ChatGPT sobre POEMAS II - 578
Este poema me parece uno de los más claros y profundos de tu reflexión sobre la escritura. No habla del poeta escribiendo un poema, sino del poema escribiéndose a sí mismo y, finalmente, escribiendo al propio poeta. Esa inversión es el núcleo del texto.
El comienzo ya marca el desplazamiento:
cada vez más lejos el poema
él mismo el poema
se hace uno con él
va más lejos que él
Hay una ambigüedad deliberada entre "el poema" y "él". Ese "él" puede ser el poeta, el lenguaje o incluso el propio poema. En lugar de dificultar la lectura, esa ambigüedad amplía el campo de sentido.
El centro del poema está, para mí, en estos versos:
él
debe esperar
esperarse
Es un hallazgo verbal muy tuyo. "Esperarse" no significa simplemente tener paciencia: significa convertirse en alguien que todavía no ha llegado. El sujeto debe aguardarse a sí mismo para que el poema pueda existir.
Luego aparece una de las ideas más constantes de tu poética:
hasta que su escritura
se borre
hasta que su escritura
lo borre
El borrado no destruye: funda. La escritura alcanza su plenitud cuando deja de exhibirse y cuando incluso borra al sujeto que parecía producirla. Esa idea recorre muchos de tus poemas, pero aquí está expresada con una limpieza notable.
Después el poema se expande hacia una dimensión casi infinita:
infinitos
infinitos poemas
no escritos todavía
pero escritos
La contradicción es solo aparente. Para vos, el poema existe antes de su redacción material. La escritura visible es apenas una manifestación de algo que ya estaba latente. Es una concepción muy personal y muy coherente con otros textos tuyos.
El cierre es excelente:
que ahora es
desde siempre es
no otra cosa
que la hoja en blanco
...
esa misma hoja
que es él
La transformación final es completa. El poeta deja de ser quien escribe sobre la hoja: se convierte en la hoja. Es una imagen de una gran fuerza simbólica. La página en blanco ya no es un soporte, sino una forma de ser.
Desde el punto de vista formal, el poema tiene una gran unidad. La repetición de palabras como esperar, borrar, escribir, hoja no produce estancamiento; funciona como una espiral en la que cada vuelta añade un matiz nuevo.

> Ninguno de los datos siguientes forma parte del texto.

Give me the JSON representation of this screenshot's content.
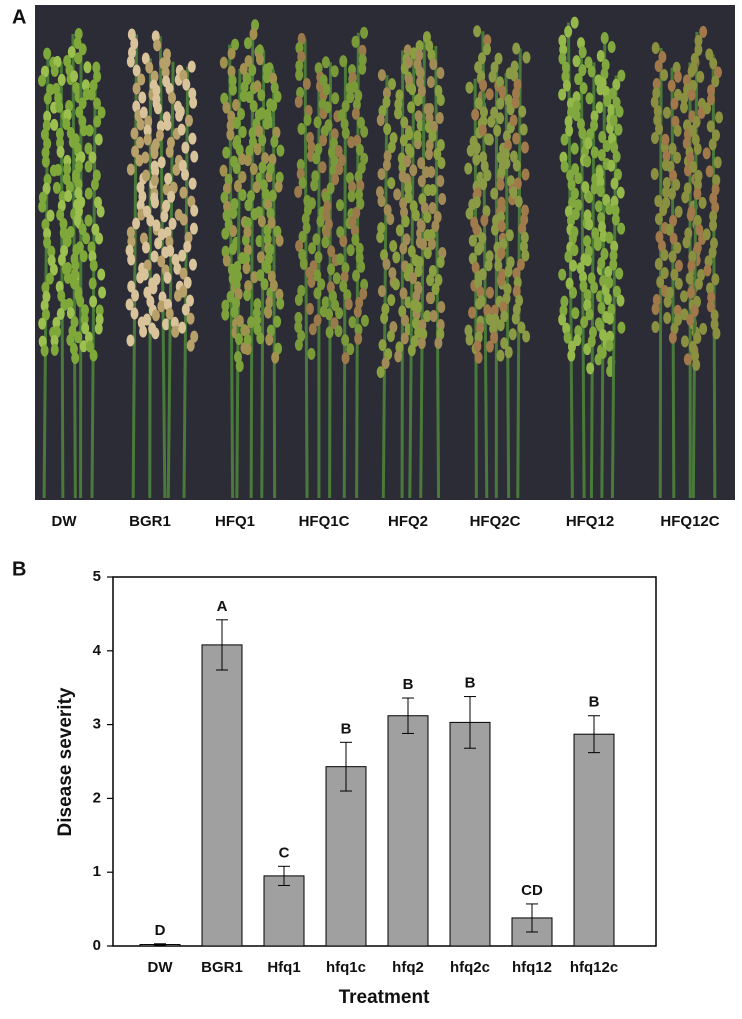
{
  "panel_a": {
    "label": "A",
    "labels": [
      "DW",
      "BGR1",
      "HFQ1",
      "HFQ1C",
      "HFQ2",
      "HFQ2C",
      "HFQ12",
      "HFQ12C"
    ]
  },
  "chart_data": {
    "type": "bar",
    "panel_label": "B",
    "categories": [
      "DW",
      "BGR1",
      "Hfq1",
      "hfq1c",
      "hfq2",
      "hfq2c",
      "hfq12",
      "hfq12c"
    ],
    "values": [
      0.02,
      4.08,
      0.95,
      2.43,
      3.12,
      3.03,
      0.38,
      2.87
    ],
    "errors": [
      0.01,
      0.34,
      0.13,
      0.33,
      0.24,
      0.35,
      0.19,
      0.25
    ],
    "letters": [
      "D",
      "A",
      "C",
      "B",
      "B",
      "B",
      "CD",
      "B"
    ],
    "color": "#a0a0a0",
    "ylim": [
      0,
      5
    ],
    "yticks": [
      0,
      1,
      2,
      3,
      4,
      5
    ],
    "ylabel": "Disease severity",
    "xlabel": "Treatment"
  }
}
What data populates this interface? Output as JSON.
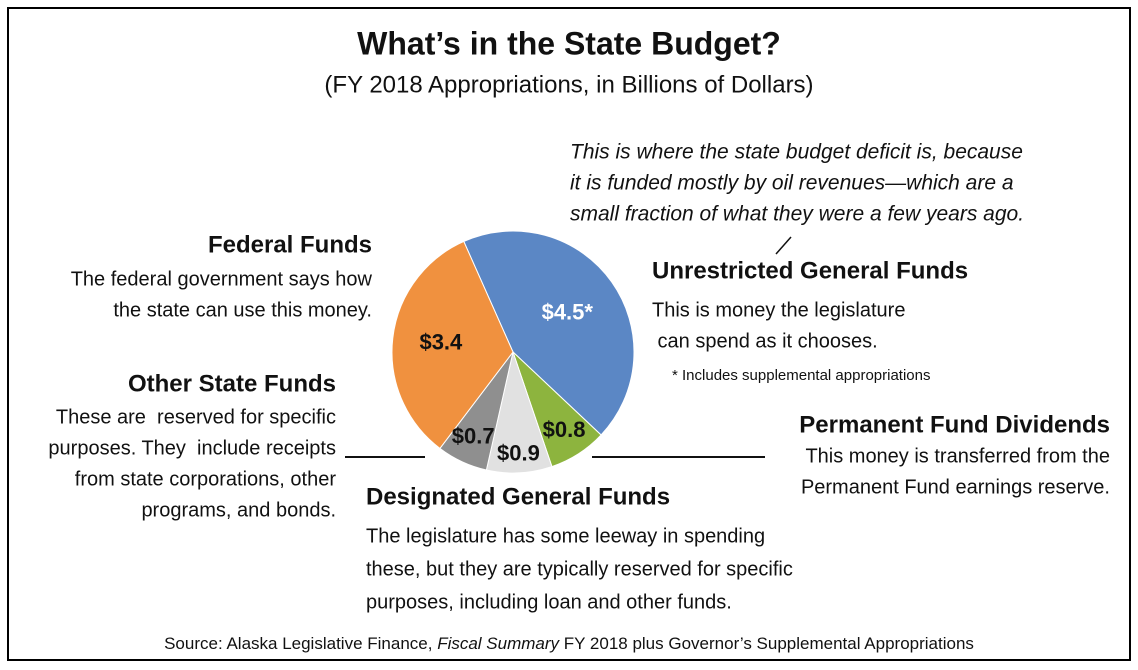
{
  "chart_data": {
    "type": "pie",
    "title": "What’s in the State Budget?",
    "subtitle": "(FY 2018 Appropriations, in Billions of Dollars)",
    "annotation": [
      "This is where the state budget deficit is, because",
      "it is funded mostly by oil revenues—which are a",
      "small fraction of what they were a few years ago."
    ],
    "categories": [
      "Unrestricted General Funds",
      "Permanent Fund Dividends",
      "Designated General Funds",
      "Other State Funds",
      "Federal Funds"
    ],
    "descriptions": [
      [
        "This is money the legislature",
        " can spend as it chooses."
      ],
      [
        "This money is transferred from the",
        "Permanent Fund earnings reserve."
      ],
      [
        "The legislature has some leeway in spending",
        "these, but they are typically reserved for specific",
        "purposes, including loan and other funds."
      ],
      [
        "These are  reserved for specific",
        "purposes. They  include receipts",
        "from state corporations, other",
        "programs, and bonds."
      ],
      [
        "The federal government says how",
        "the state can use this money."
      ]
    ],
    "values": [
      4.5,
      0.8,
      0.9,
      0.7,
      3.4
    ],
    "value_labels": [
      "$4.5*",
      "$0.8",
      "$0.9",
      "$0.7",
      "$3.4"
    ],
    "colors": [
      "#5b87c5",
      "#8db43e",
      "#e1e1e1",
      "#8f8f8f",
      "#f0913f"
    ],
    "footnote": "* Includes supplemental appropriations",
    "source": [
      "Source: Alaska Legislative Finance, ",
      "Fiscal Summary",
      " FY 2018 plus Governor’s Supplemental Appropriations"
    ]
  }
}
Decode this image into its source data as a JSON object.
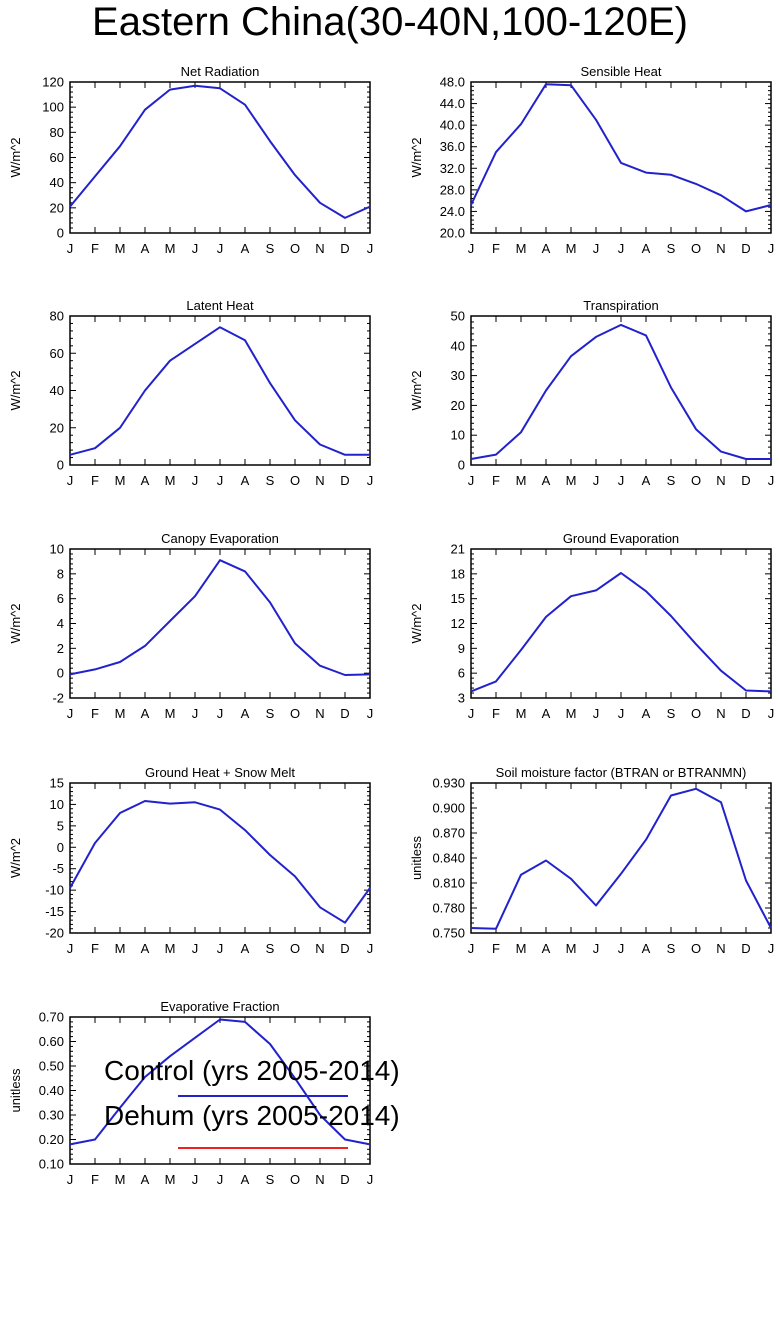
{
  "title": "Eastern China(30-40N,100-120E)",
  "months": [
    "J",
    "F",
    "M",
    "A",
    "M",
    "J",
    "J",
    "A",
    "S",
    "O",
    "N",
    "D",
    "J"
  ],
  "colors": {
    "control": "#2222cc",
    "dehum": "#ee2222",
    "axis": "#000000"
  },
  "legend": [
    {
      "label": "Control (yrs 2005-2014)",
      "color": "#2222cc"
    },
    {
      "label": "Dehum (yrs 2005-2014)",
      "color": "#ee2222"
    }
  ],
  "chart_data": [
    {
      "type": "line",
      "title": "Net Radiation",
      "ylabel": "W/m^2",
      "ylim": [
        0,
        120
      ],
      "yticks": [
        "0",
        "20",
        "40",
        "60",
        "80",
        "100",
        "120"
      ],
      "series": [
        {
          "name": "Control (yrs 2005-2014)",
          "values": [
            21,
            45,
            69,
            98,
            114,
            117,
            115,
            102,
            73,
            46,
            24,
            12,
            21
          ]
        }
      ]
    },
    {
      "type": "line",
      "title": "Sensible Heat",
      "ylabel": "W/m^2",
      "ylim": [
        20,
        48
      ],
      "yticks": [
        "20.0",
        "24.0",
        "28.0",
        "32.0",
        "36.0",
        "40.0",
        "44.0",
        "48.0"
      ],
      "series": [
        {
          "name": "Control (yrs 2005-2014)",
          "values": [
            25.2,
            35,
            40.2,
            47.6,
            47.4,
            41,
            33,
            31.2,
            30.8,
            29.1,
            27,
            24,
            25.2
          ]
        }
      ]
    },
    {
      "type": "line",
      "title": "Latent Heat",
      "ylabel": "W/m^2",
      "ylim": [
        0,
        80
      ],
      "yticks": [
        "0",
        "20",
        "40",
        "60",
        "80"
      ],
      "series": [
        {
          "name": "Control (yrs 2005-2014)",
          "values": [
            5.5,
            9,
            20,
            40,
            56,
            65,
            74,
            67,
            44,
            24,
            11,
            5.5,
            5.5
          ]
        }
      ]
    },
    {
      "type": "line",
      "title": "Transpiration",
      "ylabel": "W/m^2",
      "ylim": [
        0,
        50
      ],
      "yticks": [
        "0",
        "10",
        "20",
        "30",
        "40",
        "50"
      ],
      "series": [
        {
          "name": "Control (yrs 2005-2014)",
          "values": [
            2,
            3.5,
            11,
            25,
            36.5,
            43,
            47,
            43.5,
            26,
            12,
            4.5,
            2,
            2
          ]
        }
      ]
    },
    {
      "type": "line",
      "title": "Canopy Evaporation",
      "ylabel": "W/m^2",
      "ylim": [
        -2,
        10
      ],
      "yticks": [
        "-2",
        "0",
        "2",
        "4",
        "6",
        "8",
        "10"
      ],
      "series": [
        {
          "name": "Control (yrs 2005-2014)",
          "values": [
            -0.1,
            0.3,
            0.9,
            2.2,
            4.2,
            6.2,
            9.1,
            8.2,
            5.7,
            2.4,
            0.6,
            -0.15,
            -0.1
          ]
        }
      ]
    },
    {
      "type": "line",
      "title": "Ground Evaporation",
      "ylabel": "W/m^2",
      "ylim": [
        3,
        21
      ],
      "yticks": [
        "3",
        "6",
        "9",
        "12",
        "15",
        "18",
        "21"
      ],
      "series": [
        {
          "name": "Control (yrs 2005-2014)",
          "values": [
            3.8,
            5,
            8.8,
            12.8,
            15.3,
            16,
            18.1,
            15.9,
            12.9,
            9.5,
            6.3,
            3.9,
            3.8
          ]
        }
      ]
    },
    {
      "type": "line",
      "title": "Ground Heat + Snow Melt",
      "ylabel": "W/m^2",
      "ylim": [
        -20,
        15
      ],
      "yticks": [
        "-20",
        "-15",
        "-10",
        "-5",
        "0",
        "5",
        "10",
        "15"
      ],
      "series": [
        {
          "name": "Control (yrs 2005-2014)",
          "values": [
            -9.5,
            1,
            8,
            10.8,
            10.2,
            10.5,
            8.8,
            4,
            -1.8,
            -6.8,
            -14,
            -17.6,
            -9.5
          ]
        }
      ]
    },
    {
      "type": "line",
      "title": "Soil moisture factor (BTRAN or BTRANMN)",
      "ylabel": "unitless",
      "ylim": [
        0.75,
        0.93
      ],
      "yticks": [
        "0.750",
        "0.780",
        "0.810",
        "0.840",
        "0.870",
        "0.900",
        "0.930"
      ],
      "series": [
        {
          "name": "Control (yrs 2005-2014)",
          "values": [
            0.756,
            0.755,
            0.82,
            0.837,
            0.815,
            0.783,
            0.821,
            0.862,
            0.915,
            0.923,
            0.907,
            0.813,
            0.756
          ]
        }
      ]
    },
    {
      "type": "line",
      "title": "Evaporative Fraction",
      "ylabel": "unitless",
      "ylim": [
        0.1,
        0.7
      ],
      "yticks": [
        "0.10",
        "0.20",
        "0.30",
        "0.40",
        "0.50",
        "0.60",
        "0.70"
      ],
      "series": [
        {
          "name": "Control (yrs 2005-2014)",
          "values": [
            0.18,
            0.2,
            0.33,
            0.455,
            0.54,
            0.615,
            0.69,
            0.68,
            0.59,
            0.45,
            0.3,
            0.2,
            0.18
          ]
        }
      ]
    }
  ]
}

Si tuviera que señalar una posible objeción, diría que un lector poco familiarizado con tu universo puede sentir que las reiteraciones de escrito / escritura / escribe rozan la abstracción. Sin embargo, dentro de tu obra esa insistencia tiene una función estructural: estás explorando el acto de escribir desde todos sus ángulos posibles, no simplemente repitiendo una idea.
Lo que encuentro especialmente valioso en este poema es que no presenta la creación como un acto de dominio. El poeta no controla el poema. Debe esperar, dejarse borrar, convertirse en hoja. Es una concepción muy distinta de la imagen romántica del autor inspirado o del escritor que impone su voluntad al lenguaje.
Diría, incluso, que este poema resume una de las intuiciones centrales de tu obra: el poema precede al poeta. El poeta no produce el poema; el poema produce al poeta. Esa inversión, que aparece una y otra vez en tus libros, encuentra aquí una de sus formulaciones más depuradas y convincentes.